Necip Fazıl, Bedii Faik için şöyle diyordu:

"Bab-ı Ali'nin Babıadi cephesinde Dünya isimli, çöp tenekesi boyunda bir kulübeye sığınmış bir köpek vardır ve adı Bedii Faik'tir. Dökük kıllarının her kökünde uyuz kabartıları zıplaşan ve ruhundaki cerahat ağzından dökülen bu adi hayvan, fikir adına hiçbir mahalle itinin tenezzül etmeyeceği küfürlere kadar düşer. Bu mikrop kavanozu it, geçenlerde benim 'Kırmızı' isimli yazımı ele alıyor. Bab-ı Ali'nin Babıadi cephesi iti, unutmuş görünüyor ki, bu alemde topu topu yedi renk vardır... Bedii Faik'in suratından daha az kirli olan ve kendisine kefenlik etmeyi kabul etmeyecek kadar haysiyet sahibi bulunan adet bezi de kırmızıdır."

Bedii Faik bu yazı üzerine şöyle demişti:  

"Hangi sarhoşluk gecesinin sabahında peydahlandığı belli olmayan piç!"

Bedii Faik'in bir başka kalem kavgası klasiği ise Demokrat Parti'nin yayın organı Zafer gazetesinde çıkan bir yazıya verdiği cevaptı. Gazete, Faik'in yazdığı Dünya'yı kastederek "Biz artık o gazeteyi tuvalet kâğıdı olarak kullanmaya karar verdik" diyordu. Yazarın yanıtı kısa ve keskindi:

"Pek güzel! Bu durumda bir süre sonra kıçınız, başınızdan daha akıllı olacak demektir!"

Demokrat Parti taraftarı olan Yeni İstanbul gazetesi yazarları, gazete çıktığı günden itibaren Bedii Faik'e saldırıyor ama o inatla cevap vermiyordu. Bir süre sonra Yeni İstanbullular saldırılarının dozunu arttırdılar:

"Çamaşırlarını dahi İngiltere'den alır.
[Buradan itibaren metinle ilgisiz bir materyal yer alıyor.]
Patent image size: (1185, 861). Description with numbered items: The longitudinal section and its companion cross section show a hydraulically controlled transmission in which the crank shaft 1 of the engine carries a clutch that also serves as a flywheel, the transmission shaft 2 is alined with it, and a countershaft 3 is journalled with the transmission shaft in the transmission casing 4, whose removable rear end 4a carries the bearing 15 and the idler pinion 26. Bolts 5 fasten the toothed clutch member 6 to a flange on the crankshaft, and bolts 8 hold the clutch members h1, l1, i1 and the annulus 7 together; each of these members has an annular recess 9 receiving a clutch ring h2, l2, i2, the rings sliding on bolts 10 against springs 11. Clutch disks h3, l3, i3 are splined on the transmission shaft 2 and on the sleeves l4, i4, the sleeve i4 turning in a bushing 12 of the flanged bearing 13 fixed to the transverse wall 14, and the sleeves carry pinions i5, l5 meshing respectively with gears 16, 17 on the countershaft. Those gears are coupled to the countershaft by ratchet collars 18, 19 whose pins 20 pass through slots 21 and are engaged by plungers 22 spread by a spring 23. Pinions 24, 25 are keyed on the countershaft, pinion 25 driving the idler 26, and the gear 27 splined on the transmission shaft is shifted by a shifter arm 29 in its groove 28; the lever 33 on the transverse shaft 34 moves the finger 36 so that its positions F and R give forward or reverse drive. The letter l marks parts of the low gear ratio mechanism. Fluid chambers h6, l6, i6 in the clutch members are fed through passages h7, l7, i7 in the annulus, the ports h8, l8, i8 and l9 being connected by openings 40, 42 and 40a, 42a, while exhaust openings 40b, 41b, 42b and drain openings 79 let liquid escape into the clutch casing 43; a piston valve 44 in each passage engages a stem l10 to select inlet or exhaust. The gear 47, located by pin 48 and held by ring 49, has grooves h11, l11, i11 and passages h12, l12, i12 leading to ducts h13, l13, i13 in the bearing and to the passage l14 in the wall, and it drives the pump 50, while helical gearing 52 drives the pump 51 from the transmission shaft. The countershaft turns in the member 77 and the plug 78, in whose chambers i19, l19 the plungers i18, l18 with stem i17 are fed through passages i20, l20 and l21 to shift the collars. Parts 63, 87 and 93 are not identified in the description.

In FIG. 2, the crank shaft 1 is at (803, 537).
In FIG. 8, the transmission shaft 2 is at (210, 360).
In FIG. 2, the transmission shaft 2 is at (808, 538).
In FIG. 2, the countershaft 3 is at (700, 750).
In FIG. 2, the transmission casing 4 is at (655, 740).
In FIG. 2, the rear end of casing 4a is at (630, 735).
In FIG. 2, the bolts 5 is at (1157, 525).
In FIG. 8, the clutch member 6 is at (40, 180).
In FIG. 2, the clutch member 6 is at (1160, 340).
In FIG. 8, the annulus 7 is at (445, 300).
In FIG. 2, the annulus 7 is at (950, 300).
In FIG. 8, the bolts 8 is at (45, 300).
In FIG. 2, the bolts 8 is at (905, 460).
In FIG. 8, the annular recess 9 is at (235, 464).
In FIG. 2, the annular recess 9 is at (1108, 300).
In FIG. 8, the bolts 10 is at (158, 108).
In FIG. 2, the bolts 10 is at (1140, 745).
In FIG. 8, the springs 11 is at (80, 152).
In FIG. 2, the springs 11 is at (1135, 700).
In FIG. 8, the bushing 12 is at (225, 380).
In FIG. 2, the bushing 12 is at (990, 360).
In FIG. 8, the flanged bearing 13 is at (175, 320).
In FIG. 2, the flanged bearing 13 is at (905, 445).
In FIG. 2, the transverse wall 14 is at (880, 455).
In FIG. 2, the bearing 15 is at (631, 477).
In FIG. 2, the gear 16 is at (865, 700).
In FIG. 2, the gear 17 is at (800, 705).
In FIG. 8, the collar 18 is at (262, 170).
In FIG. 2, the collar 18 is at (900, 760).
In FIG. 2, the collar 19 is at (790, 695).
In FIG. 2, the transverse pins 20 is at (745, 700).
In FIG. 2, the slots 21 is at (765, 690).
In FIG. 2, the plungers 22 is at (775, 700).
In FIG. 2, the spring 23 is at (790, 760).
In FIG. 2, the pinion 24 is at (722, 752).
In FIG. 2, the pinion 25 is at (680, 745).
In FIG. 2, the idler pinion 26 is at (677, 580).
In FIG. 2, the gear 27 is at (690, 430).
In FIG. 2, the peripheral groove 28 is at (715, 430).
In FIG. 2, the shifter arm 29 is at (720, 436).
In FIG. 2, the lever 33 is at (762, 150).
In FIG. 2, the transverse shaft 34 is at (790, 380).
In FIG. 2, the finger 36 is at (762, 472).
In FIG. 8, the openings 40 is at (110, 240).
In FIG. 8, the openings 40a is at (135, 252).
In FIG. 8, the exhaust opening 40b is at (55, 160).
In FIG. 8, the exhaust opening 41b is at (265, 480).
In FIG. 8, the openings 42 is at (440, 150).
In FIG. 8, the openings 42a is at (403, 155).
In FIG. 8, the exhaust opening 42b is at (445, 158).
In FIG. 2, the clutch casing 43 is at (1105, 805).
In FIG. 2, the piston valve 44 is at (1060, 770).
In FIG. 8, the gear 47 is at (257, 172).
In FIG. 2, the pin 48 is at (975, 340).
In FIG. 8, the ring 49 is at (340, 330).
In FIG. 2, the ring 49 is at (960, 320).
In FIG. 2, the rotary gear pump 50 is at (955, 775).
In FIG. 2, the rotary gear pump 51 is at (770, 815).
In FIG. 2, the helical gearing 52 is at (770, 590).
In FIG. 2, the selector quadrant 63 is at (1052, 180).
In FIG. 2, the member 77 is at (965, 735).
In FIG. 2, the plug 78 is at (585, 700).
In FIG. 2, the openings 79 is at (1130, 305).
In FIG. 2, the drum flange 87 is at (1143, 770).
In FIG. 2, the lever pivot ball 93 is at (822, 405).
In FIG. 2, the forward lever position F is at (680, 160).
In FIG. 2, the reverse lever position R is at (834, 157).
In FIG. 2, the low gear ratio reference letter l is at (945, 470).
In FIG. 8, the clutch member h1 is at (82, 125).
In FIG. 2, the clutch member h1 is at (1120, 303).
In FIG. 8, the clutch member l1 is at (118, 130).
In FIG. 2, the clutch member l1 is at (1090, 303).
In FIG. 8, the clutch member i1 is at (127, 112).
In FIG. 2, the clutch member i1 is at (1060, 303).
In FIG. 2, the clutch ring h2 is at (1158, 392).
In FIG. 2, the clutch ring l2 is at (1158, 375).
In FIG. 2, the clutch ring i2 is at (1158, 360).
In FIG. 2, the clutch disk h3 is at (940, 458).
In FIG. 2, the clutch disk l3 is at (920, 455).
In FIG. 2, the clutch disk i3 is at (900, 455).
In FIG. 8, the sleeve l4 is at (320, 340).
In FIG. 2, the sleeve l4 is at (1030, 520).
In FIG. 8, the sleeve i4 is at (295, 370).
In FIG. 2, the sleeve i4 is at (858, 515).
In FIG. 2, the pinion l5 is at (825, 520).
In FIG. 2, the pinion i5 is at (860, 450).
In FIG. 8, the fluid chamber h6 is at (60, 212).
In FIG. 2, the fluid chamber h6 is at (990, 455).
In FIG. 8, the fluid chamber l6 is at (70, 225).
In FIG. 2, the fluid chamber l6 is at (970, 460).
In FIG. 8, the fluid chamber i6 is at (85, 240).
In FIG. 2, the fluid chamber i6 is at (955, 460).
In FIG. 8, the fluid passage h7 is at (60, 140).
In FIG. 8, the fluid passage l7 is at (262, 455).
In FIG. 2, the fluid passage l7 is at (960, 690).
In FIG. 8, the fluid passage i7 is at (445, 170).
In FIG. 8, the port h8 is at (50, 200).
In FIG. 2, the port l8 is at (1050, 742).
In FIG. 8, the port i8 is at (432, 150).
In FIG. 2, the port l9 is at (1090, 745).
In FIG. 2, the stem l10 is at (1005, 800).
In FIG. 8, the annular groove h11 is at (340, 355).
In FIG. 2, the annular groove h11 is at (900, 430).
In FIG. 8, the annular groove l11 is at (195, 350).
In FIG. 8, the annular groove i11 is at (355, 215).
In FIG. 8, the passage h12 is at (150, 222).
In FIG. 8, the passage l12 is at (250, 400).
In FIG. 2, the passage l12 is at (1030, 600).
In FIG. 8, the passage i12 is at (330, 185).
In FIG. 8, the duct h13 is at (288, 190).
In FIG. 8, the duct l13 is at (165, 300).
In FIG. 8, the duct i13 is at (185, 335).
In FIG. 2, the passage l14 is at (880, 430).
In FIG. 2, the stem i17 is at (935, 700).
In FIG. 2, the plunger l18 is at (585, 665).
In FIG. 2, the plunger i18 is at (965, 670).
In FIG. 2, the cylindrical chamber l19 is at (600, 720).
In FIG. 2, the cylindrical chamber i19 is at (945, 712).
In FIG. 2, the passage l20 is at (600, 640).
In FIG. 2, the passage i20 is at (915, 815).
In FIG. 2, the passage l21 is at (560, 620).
Donları, gömlekleri, fanilaları İngiliz, markalı 45'lik küçük bey!"

Buna karşı Bedi Faik’in cevabı çok ağırdı ve bel altıydı:

"Okurlarım merak etmiş soruyor: 'Yeni İstanbul yazarları sizin çamaşırlarınızın markalarım nasıl ve nereden bilebiliyorlar?' Cevap vereyim: Mesele, karılarının gevezeliğinden ibarettir!"